October 10, 2012

Direct Kick: Always be aware of your surroundings

By Denis House
Sports Editor

LAUREL COUNTY, Ky. — You know the old saying, “keep your eye on the ball?” While it sounds like it should be inclusive to sports, it’s really a broad statement about remaining alert to events occurring around you.

It’s a good lesson to learn. Too bad I didn’t.

While standing on the sidelines of last week’s North Laurel-South Laurel boys’ soccer match, taking photos like I always do, I was looking down at my camera to see what photos I had already taken. That’s the nice things about digital cameras. Unlike the days of film, with digital you can see if you have any good shots, while with film, you had to wait until it was processed to see if you had anything.

So there I was with my head down, scanning the photos when all of a sudden, wham! Yes, a soccer ball smacked me right in the left side of my head.

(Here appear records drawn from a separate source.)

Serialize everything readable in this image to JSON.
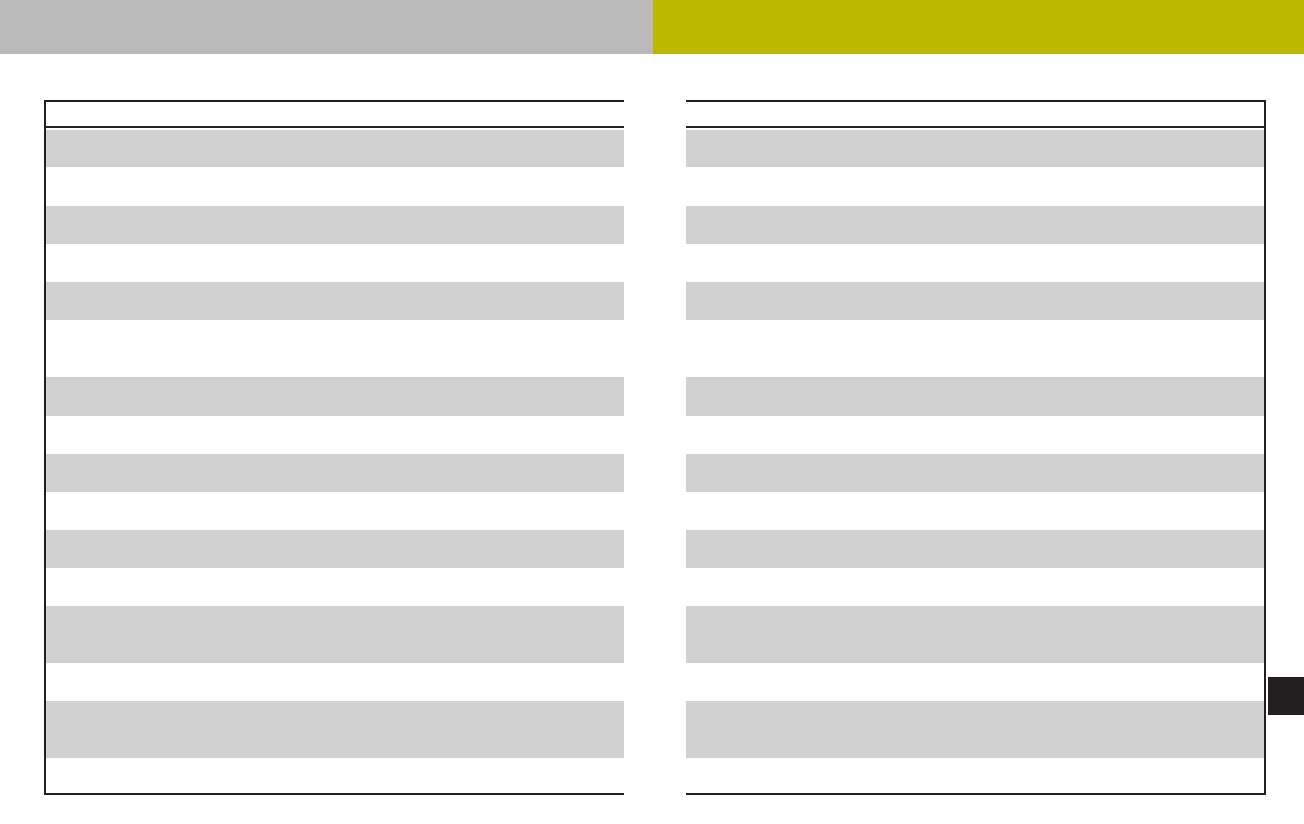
{
  "colors": {
    "header_band_left": "#bababa",
    "header_band_right": "#bab900",
    "row_shaded": "#d1d1d1",
    "row_plain": "#ffffff",
    "rule": "#231f20",
    "thumb_tab": "#231f20"
  },
  "tables": [
    {
      "header": "",
      "rows": [
        "",
        "",
        "",
        "",
        "",
        "",
        "",
        "",
        "",
        "",
        "",
        "",
        "",
        "",
        "",
        "",
        ""
      ]
    },
    {
      "header": "",
      "rows": [
        "",
        "",
        "",
        "",
        "",
        "",
        "",
        "",
        "",
        "",
        "",
        "",
        "",
        "",
        "",
        "",
        ""
      ]
    }
  ]
}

I was standing beside Debbie Cloud Prewitt, who was also shooting photos, and she asked me if I was all right. It took me a second to realize what had happened, but once I did, I told her I was fine. The ball was kicked pretty hard, and I think I might have only been 10 or 15 feet away from the players. Needless to say, a ringing started in my ears (more than usual since I have tinnitus) and I reached up to feel behind my left ear to see if the force of the ball had driven the back of my earring into my head, which thankfully, it did not. Later on I did feel a little light headed, but that passed quickly. That could have been because I hadn’t eaten since lunch.

This isn’t the first time this year that I’ve been hit with a ball. Let’s travel back in time to early June, when South Laurel and Middlesboro were getting ready to play in the baseball regional tournament at South.

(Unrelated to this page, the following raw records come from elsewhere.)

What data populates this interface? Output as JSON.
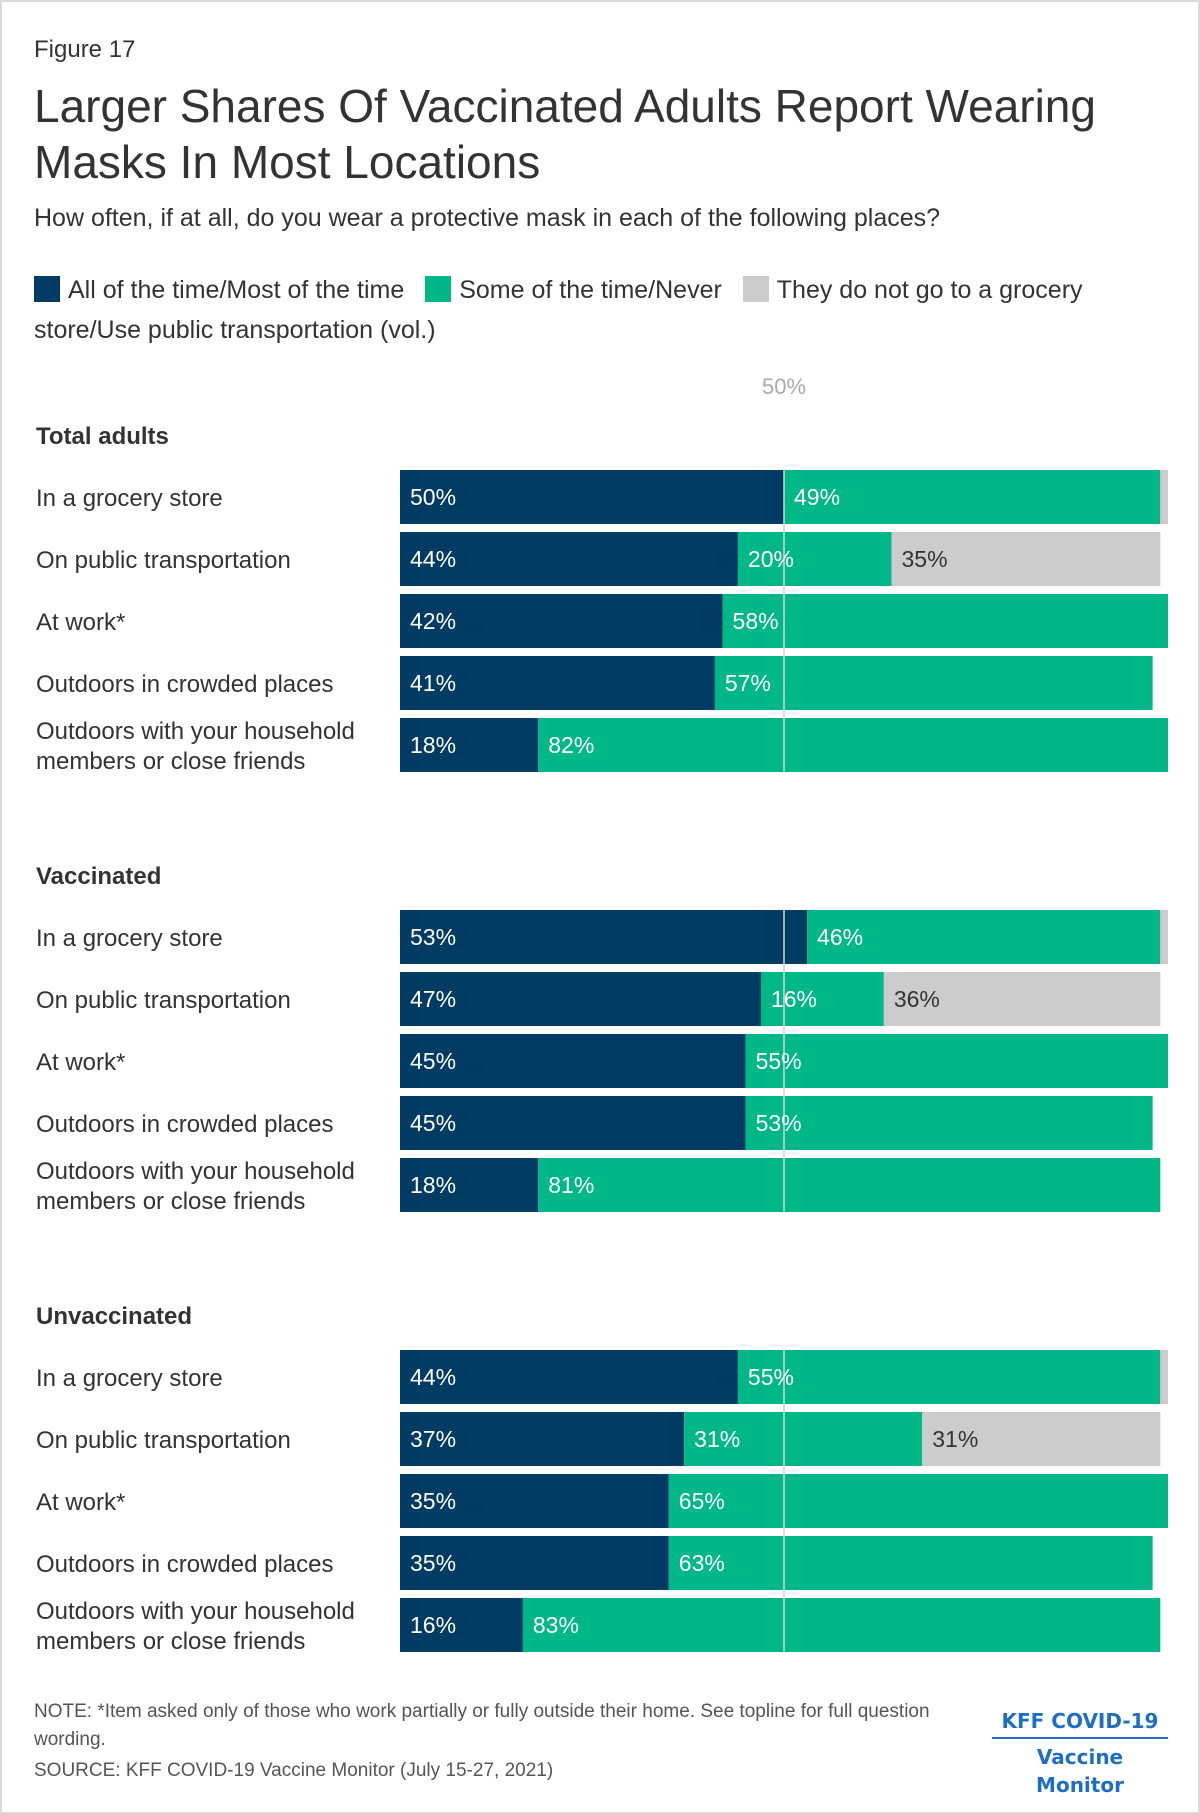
{
  "figure_label": "Figure 17",
  "colors": {
    "navy": "#003b64",
    "green": "#00b887",
    "gray": "#cccccc",
    "reference": "#d6d6d6"
  },
  "chart_data": {
    "type": "bar",
    "orientation": "horizontal",
    "stacked": true,
    "title": "Larger Shares Of Vaccinated Adults Report Wearing Masks In Most Locations",
    "subtitle": "How often, if at all, do you wear a protective mask in each of the following places?",
    "legend": [
      {
        "key": "most",
        "label": "All of the time/Most of the time",
        "color": "#003b64"
      },
      {
        "key": "some",
        "label": "Some of the time/Never",
        "color": "#00b887"
      },
      {
        "key": "dont_go",
        "label": "They do not go to a grocery store/Use public transportation (vol.)",
        "color": "#cccccc"
      }
    ],
    "reference_line": {
      "value": 50,
      "label": "50%"
    },
    "xlim": [
      0,
      100
    ],
    "groups": [
      {
        "name": "Total adults",
        "rows": [
          {
            "label": "In a grocery store",
            "values": [
              50,
              49,
              1
            ],
            "labels": [
              "50%",
              "49%",
              ""
            ]
          },
          {
            "label": "On public transportation",
            "values": [
              44,
              20,
              35
            ],
            "labels": [
              "44%",
              "20%",
              "35%"
            ]
          },
          {
            "label": "At work*",
            "values": [
              42,
              58,
              0
            ],
            "labels": [
              "42%",
              "58%",
              ""
            ]
          },
          {
            "label": "Outdoors in crowded places",
            "values": [
              41,
              57,
              0
            ],
            "labels": [
              "41%",
              "57%",
              ""
            ]
          },
          {
            "label": "Outdoors with your household members or close friends",
            "lines": [
              "Outdoors with your household",
              "members or close friends"
            ],
            "values": [
              18,
              82,
              0
            ],
            "labels": [
              "18%",
              "82%",
              ""
            ]
          }
        ]
      },
      {
        "name": "Vaccinated",
        "rows": [
          {
            "label": "In a grocery store",
            "values": [
              53,
              46,
              1
            ],
            "labels": [
              "53%",
              "46%",
              ""
            ]
          },
          {
            "label": "On public transportation",
            "values": [
              47,
              16,
              36
            ],
            "labels": [
              "47%",
              "16%",
              "36%"
            ]
          },
          {
            "label": "At work*",
            "values": [
              45,
              55,
              0
            ],
            "labels": [
              "45%",
              "55%",
              ""
            ]
          },
          {
            "label": "Outdoors in crowded places",
            "values": [
              45,
              53,
              0
            ],
            "labels": [
              "45%",
              "53%",
              ""
            ]
          },
          {
            "label": "Outdoors with your household members or close friends",
            "lines": [
              "Outdoors with your household",
              "members or close friends"
            ],
            "values": [
              18,
              81,
              0
            ],
            "labels": [
              "18%",
              "81%",
              ""
            ]
          }
        ]
      },
      {
        "name": "Unvaccinated",
        "rows": [
          {
            "label": "In a grocery store",
            "values": [
              44,
              55,
              1
            ],
            "labels": [
              "44%",
              "55%",
              ""
            ]
          },
          {
            "label": "On public transportation",
            "values": [
              37,
              31,
              31
            ],
            "labels": [
              "37%",
              "31%",
              "31%"
            ]
          },
          {
            "label": "At work*",
            "values": [
              35,
              65,
              0
            ],
            "labels": [
              "35%",
              "65%",
              ""
            ]
          },
          {
            "label": "Outdoors in crowded places",
            "values": [
              35,
              63,
              0
            ],
            "labels": [
              "35%",
              "63%",
              ""
            ]
          },
          {
            "label": "Outdoors with your household members or close friends",
            "lines": [
              "Outdoors with your household",
              "members or close friends"
            ],
            "values": [
              16,
              83,
              0
            ],
            "labels": [
              "16%",
              "83%",
              ""
            ]
          }
        ]
      }
    ]
  },
  "footer": {
    "note": "NOTE: *Item asked only of those who work partially or fully outside their home. See topline for full question wording.",
    "source": "SOURCE: KFF COVID-19 Vaccine Monitor (July 15-27, 2021)",
    "logo_line1": "KFF COVID-19",
    "logo_line2": "Vaccine Monitor"
  }
}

I was standing at the edge of the Cardinal dugout talking to Kyle Mink and Rod Sears while Middlesboro was taking infield. Now usually I stand inside the dugout during this time because I don’t want to get hit by any ball that gets past the firstbaseman, which happens a lot. But for some reason I wasn’t this time, and I would come to regret that.

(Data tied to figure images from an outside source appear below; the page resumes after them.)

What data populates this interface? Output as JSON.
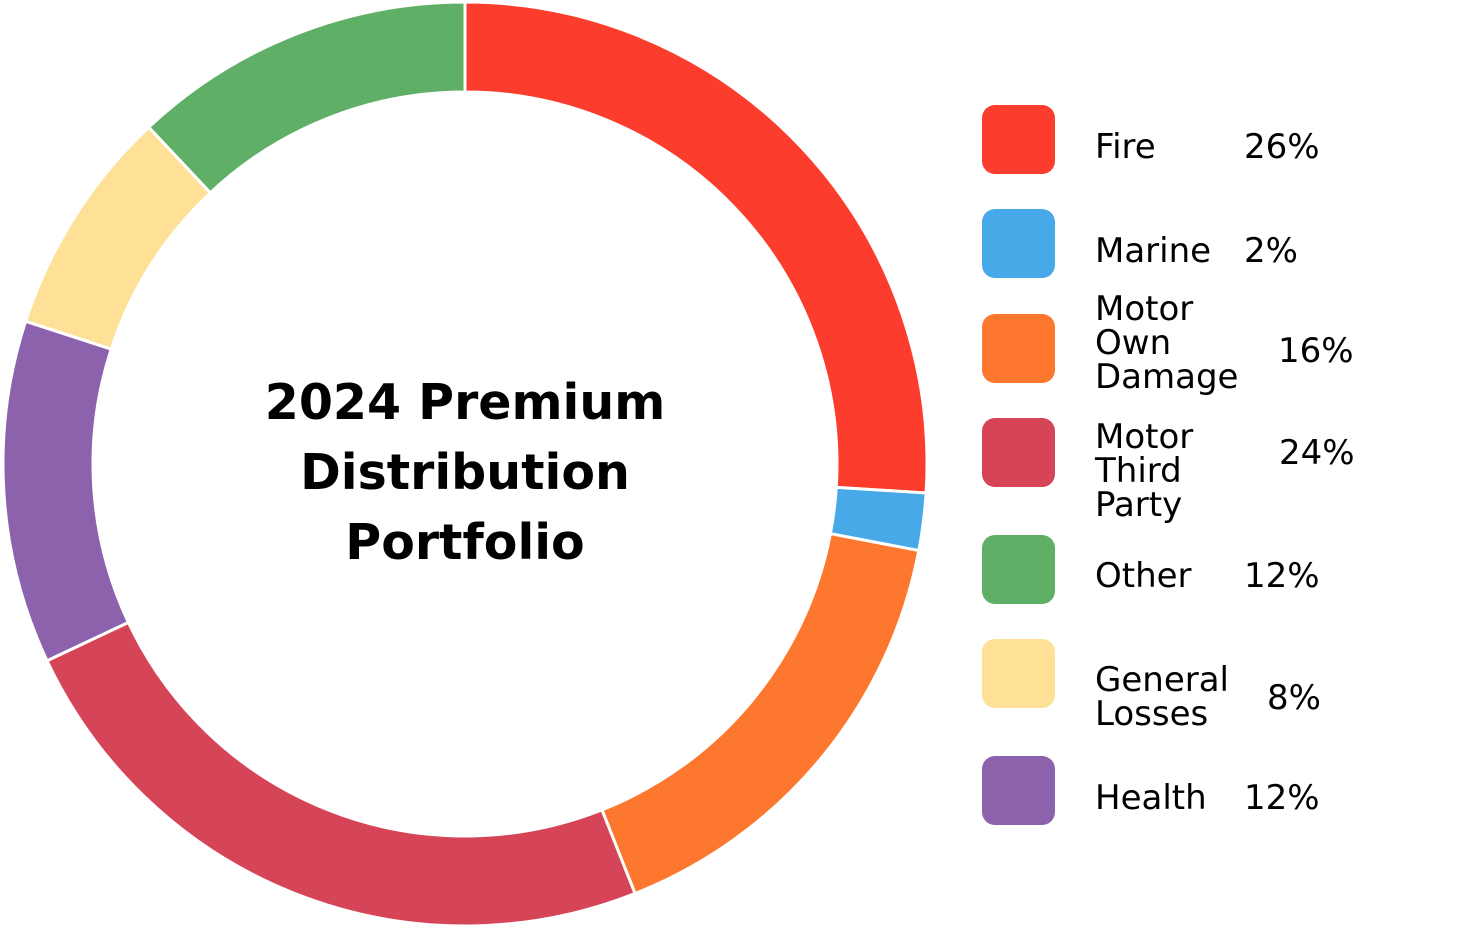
{
  "chart_data": {
    "type": "pie",
    "variant": "donut",
    "title": "2024 Premium Distribution Portfolio",
    "title_lines": [
      "2024 Premium",
      "Distribution",
      "Portfolio"
    ],
    "legend_position": "right",
    "slices": [
      {
        "label": "Fire",
        "label_lines": [
          "Fire"
        ],
        "value": 26,
        "display": "26%",
        "color": "#FC3C2D"
      },
      {
        "label": "Marine",
        "label_lines": [
          "Marine"
        ],
        "value": 2,
        "display": "2%",
        "color": "#47A9E8"
      },
      {
        "label": "Motor Own Damage",
        "label_lines": [
          "Motor",
          "Own",
          "Damage"
        ],
        "value": 16,
        "display": "16%",
        "color": "#FE772E"
      },
      {
        "label": "Motor Third Party",
        "label_lines": [
          "Motor",
          "Third",
          "Party"
        ],
        "value": 24,
        "display": "24%",
        "color": "#D64457"
      },
      {
        "label": "Other",
        "label_lines": [
          "Other"
        ],
        "value": 12,
        "display": "12%",
        "color": "#5FAF66"
      },
      {
        "label": "General Losses",
        "label_lines": [
          "General",
          "Losses"
        ],
        "value": 8,
        "display": "8%",
        "color": "#FEE096"
      },
      {
        "label": "Health",
        "label_lines": [
          "Health"
        ],
        "value": 12,
        "display": "12%",
        "color": "#8B62AB"
      }
    ],
    "ring_order": [
      "Fire",
      "Marine",
      "Motor Own Damage",
      "Motor Third Party",
      "Health",
      "General Losses",
      "Other"
    ]
  }
}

Thomas Epperson, Middlesboro’s ace pitcher, was playing short that day. Now the guy has a cannon for an arm, to say the least. I didn’t see him field the ball or throw it to first. What I did feel was the ball hitting me. Hard.

Where did it hit me, you might ask? Well, right where the left leg meets the torso. An inch to the left and it would have destroyed my cell phone, which was in my pants pocket. An inch to the right, and well, I don’t want to think about that.

The force of the ball made me drop my drink, but that was all. I didn’t say ouch, I didn’t drop to my knees, I didn’t do anything. Mink asked me if I was all right, and I said I was. He and Sears didn’t believe me. But really I was fine. What upset me more than anything was no Middlesboro player apologized for the incident or asked if I was all right.

I felt around to see if there was any warm sensation of blood, and thankfully, there wasn’t. When I got home I checked myself and the only thing I could see was a small bruise starting to develop. By morning, it had turned dark and grew to the size of a baseball. But no other damage.

Thankfully the soccer ball didn’t leave a bruise on the side of my face. Thankfully the baseball didn’t hit me in my face.

I’ve had close calls before in the past, but I’ve usually been able to avoid them or deflect them enough so they wouldn’t make a direct hit. But those balls I saw coming.

Then Friday night at Lincoln County I was almost hit in the head by a football before the game started. I can’t wait to see what basketball season holds for me.